Electromagnetic plasma wave modes propagating along light-cone coordinates

TL;DR

This paper introduces new electromagnetic plasma wavepacket solutions propagating along light-cone coordinates, revealing unique properties such as defined wavefronts and superluminal velocities, constructed using special functions like Airy and Bessel functions.

Contribution

The paper presents a novel class of electromagnetic plasma wave solutions along light-cone coordinates, expanding the types of wavepackets beyond traditional plane waves with new functional properties.

Findings

Double Airy solutions exhibit a defined wavefront.

Wavefront velocities can exceed those of standard plane waves.
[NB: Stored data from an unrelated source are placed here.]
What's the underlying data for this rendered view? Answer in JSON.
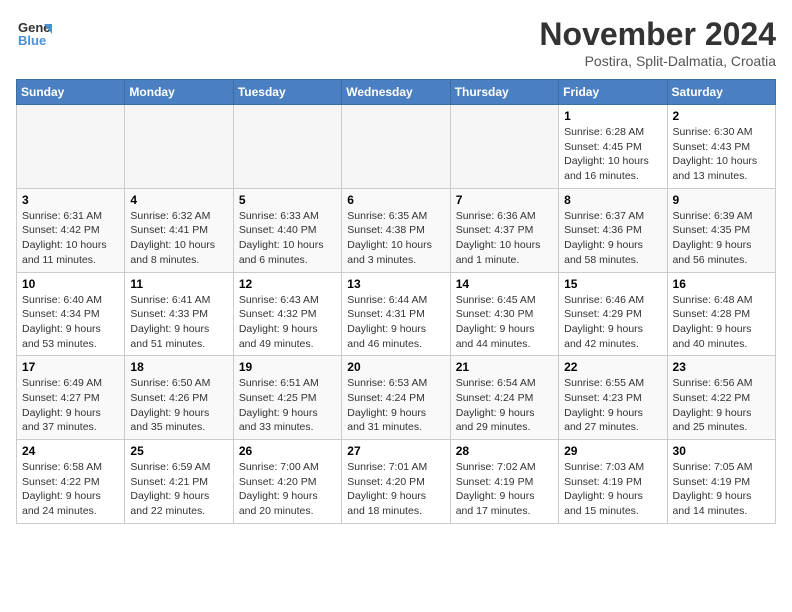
{
  "header": {
    "logo_line1": "General",
    "logo_line2": "Blue",
    "title": "November 2024",
    "subtitle": "Postira, Split-Dalmatia, Croatia"
  },
  "columns": [
    "Sunday",
    "Monday",
    "Tuesday",
    "Wednesday",
    "Thursday",
    "Friday",
    "Saturday"
  ],
  "weeks": [
    [
      {
        "day": "",
        "info": ""
      },
      {
        "day": "",
        "info": ""
      },
      {
        "day": "",
        "info": ""
      },
      {
        "day": "",
        "info": ""
      },
      {
        "day": "",
        "info": ""
      },
      {
        "day": "1",
        "info": "Sunrise: 6:28 AM\nSunset: 4:45 PM\nDaylight: 10 hours and 16 minutes."
      },
      {
        "day": "2",
        "info": "Sunrise: 6:30 AM\nSunset: 4:43 PM\nDaylight: 10 hours and 13 minutes."
      }
    ],
    [
      {
        "day": "3",
        "info": "Sunrise: 6:31 AM\nSunset: 4:42 PM\nDaylight: 10 hours and 11 minutes."
      },
      {
        "day": "4",
        "info": "Sunrise: 6:32 AM\nSunset: 4:41 PM\nDaylight: 10 hours and 8 minutes."
      },
      {
        "day": "5",
        "info": "Sunrise: 6:33 AM\nSunset: 4:40 PM\nDaylight: 10 hours and 6 minutes."
      },
      {
        "day": "6",
        "info": "Sunrise: 6:35 AM\nSunset: 4:38 PM\nDaylight: 10 hours and 3 minutes."
      },
      {
        "day": "7",
        "info": "Sunrise: 6:36 AM\nSunset: 4:37 PM\nDaylight: 10 hours and 1 minute."
      },
      {
        "day": "8",
        "info": "Sunrise: 6:37 AM\nSunset: 4:36 PM\nDaylight: 9 hours and 58 minutes."
      },
      {
        "day": "9",
        "info": "Sunrise: 6:39 AM\nSunset: 4:35 PM\nDaylight: 9 hours and 56 minutes."
      }
    ],
    [
      {
        "day": "10",
        "info": "Sunrise: 6:40 AM\nSunset: 4:34 PM\nDaylight: 9 hours and 53 minutes."
      },
      {
        "day": "11",
        "info": "Sunrise: 6:41 AM\nSunset: 4:33 PM\nDaylight: 9 hours and 51 minutes."
      },
      {
        "day": "12",
        "info": "Sunrise: 6:43 AM\nSunset: 4:32 PM\nDaylight: 9 hours and 49 minutes."
      },
      {
        "day": "13",
        "info": "Sunrise: 6:44 AM\nSunset: 4:31 PM\nDaylight: 9 hours and 46 minutes."
      },
      {
        "day": "14",
        "info": "Sunrise: 6:45 AM\nSunset: 4:30 PM\nDaylight: 9 hours and 44 minutes."
      },
      {
        "day": "15",
        "info": "Sunrise: 6:46 AM\nSunset: 4:29 PM\nDaylight: 9 hours and 42 minutes."
      },
      {
        "day": "16",
        "info": "Sunrise: 6:48 AM\nSunset: 4:28 PM\nDaylight: 9 hours and 40 minutes."
      }
    ],
    [
      {
        "day": "17",
        "info": "Sunrise: 6:49 AM\nSunset: 4:27 PM\nDaylight: 9 hours and 37 minutes."
      },
      {
        "day": "18",
        "info": "Sunrise: 6:50 AM\nSunset: 4:26 PM\nDaylight: 9 hours and 35 minutes."
      },
      {
        "day": "19",
        "info": "Sunrise: 6:51 AM\nSunset: 4:25 PM\nDaylight: 9 hours and 33 minutes."
      },
      {
        "day": "20",
        "info": "Sunrise: 6:53 AM\nSunset: 4:24 PM\nDaylight: 9 hours and 31 minutes."
      },
      {
        "day": "21",
        "info": "Sunrise: 6:54 AM\nSunset: 4:24 PM\nDaylight: 9 hours and 29 minutes."
      },
      {
        "day": "22",
        "info": "Sunrise: 6:55 AM\nSunset: 4:23 PM\nDaylight: 9 hours and 27 minutes."
      },
      {
        "day": "23",
        "info": "Sunrise: 6:56 AM\nSunset: 4:22 PM\nDaylight: 9 hours and 25 minutes."
      }
    ],
    [
      {
        "day": "24",
        "info": "Sunrise: 6:58 AM\nSunset: 4:22 PM\nDaylight: 9 hours and 24 minutes."
      },
      {
        "day": "25",
        "info": "Sunrise: 6:59 AM\nSunset: 4:21 PM\nDaylight: 9 hours and 22 minutes."
      },
      {
        "day": "26",
        "info": "Sunrise: 7:00 AM\nSunset: 4:20 PM\nDaylight: 9 hours and 20 minutes."
      },
      {
        "day": "27",
        "info": "Sunrise: 7:01 AM\nSunset: 4:20 PM\nDaylight: 9 hours and 18 minutes."
      },
      {
        "day": "28",
        "info": "Sunrise: 7:02 AM\nSunset: 4:19 PM\nDaylight: 9 hours and 17 minutes."
      },
      {
        "day": "29",
        "info": "Sunrise: 7:03 AM\nSunset: 4:19 PM\nDaylight: 9 hours and 15 minutes."
      },
      {
        "day": "30",
        "info": "Sunrise: 7:05 AM\nSunset: 4:19 PM\nDaylight: 9 hours and 14 minutes."
      }
    ]
  ]
}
Structured wavepackets can be built from these solutions.

Abstract

We present new electromagnetic plasma wavepacket solutions that propagates in one time and one space coordinates. Differently to the usual plane wave solution, which is written in terms of separation of variables, all our solutions are along the light-cone coordinates. This allow us to find several new solutions whose functionality properties rely on the conditions imposed on the choice for their light-cone coordinates dependence. The presented wavepacket solutions are constructed in terms of multiplications of Airy functions, Parabolic cylinder functions, Mathieu functions, or Bessel functions. We thoroughly analyze the case of a double Airy solution, which have new electromagnetic properties, as a defined wavefront, and velocity faster than the electromagnetic plane wave counterpart solution. It is also mentioned how more general structured wavepackets can be constructed from these new solutions.